Latest sit rep: DM has a chest infection to go with the ever-present UTI. Plan to move DM to rehab/assessment unit is shelved for the time being. No word about ECG or stroke as these are now old news.

So sorry to read this OP, it does seem that a fall is the thing that knocks all the dominos over. We had similar with MIL, she went from being a fit and relatively active 76 year old living on her own in a 3 storey town house, had a series of minor falls (broken collar bone and cracked ribs but no major broken bones) that meant several hospital stays and within 3 years she had sadly died.

We’re now dealing with my 75 year old dad who has multiple issues (blind, hard of hearing, NPH, pre diabetic, slow progressing prostate cancer, to name a few!). He’s had a recent hospital stay due to a UTI and now has a carer coming in daily, alongside my mum doing a bloody brilliant job, but he’s angry about still having a catheter in (he has urinary incontinence due to the NPH) and seems to be losing perspective of how serious his issues are.

I hear you about the need to vent a bit!

Sorry to hear everyone's updates.

My mother is still in the main hospital as they have patched up all the physical problems but the staff have finally picked up on / my dad has finally pushed the confusion issue. She doesn't think she is in hospital, but she's not sure where she is. She berated my dad yesterday for not coming to see her for a month (he goes every day). She thinks that a lecture at the hospital being put on is probably being led by her friend's husband because they're both called Alan...

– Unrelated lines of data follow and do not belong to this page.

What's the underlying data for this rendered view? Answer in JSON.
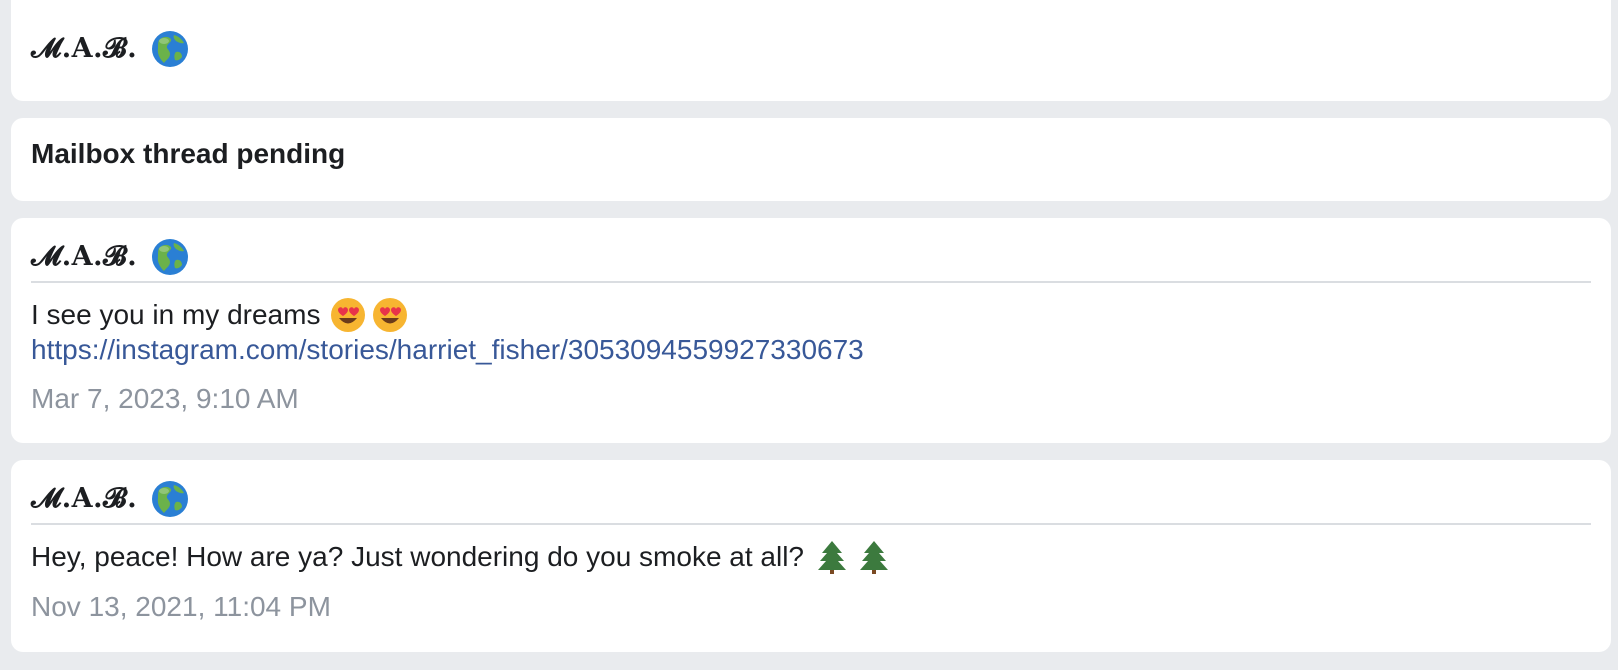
{
  "header": {
    "sender_name": "𝓜.𝐀.𝓑.",
    "sender_icon": "globe-americas-icon"
  },
  "status": {
    "title": "Mailbox thread pending"
  },
  "messages": [
    {
      "sender_name": "𝓜.𝐀.𝓑.",
      "sender_icon": "globe-americas-icon",
      "text": "I see you in my dreams",
      "emojis": [
        "heart-eyes-emoji",
        "heart-eyes-emoji"
      ],
      "link": "https://instagram.com/stories/harriet_fisher/3053094559927330673",
      "timestamp": "Mar 7, 2023, 9:10 AM"
    },
    {
      "sender_name": "𝓜.𝐀.𝓑.",
      "sender_icon": "globe-americas-icon",
      "text": "Hey, peace! How are ya? Just wondering do you smoke at all?",
      "emojis": [
        "evergreen-tree-emoji",
        "evergreen-tree-emoji"
      ],
      "timestamp": "Nov 13, 2021, 11:04 PM"
    }
  ],
  "colors": {
    "background": "#e9ebee",
    "card": "#ffffff",
    "link": "#385898",
    "timestamp": "#8d949e",
    "divider": "#dadde1"
  }
}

Ive been pressing this for weeks now but my dad has been reluctant to push it; but I think he's finally seeing it now. Staff kept cheerfully saying it was ITU delirium but that wouldn't go on for 2 months. They're now finally doing a brain scan and bloods, etc. it sounds awful but I'm so glad they're taking it seriously as I feel it will help shape plans if we know what we're dealing with. Though, like a pp's mother, I think she's still of the opinion that she'll be going home soon.

My dad thinks it's probably malnutrition due to her barely eating but the symptoms he listed from the NHS website also match vascular dementia. So he's being the optimist, and I'm being a (quiet) pessimist.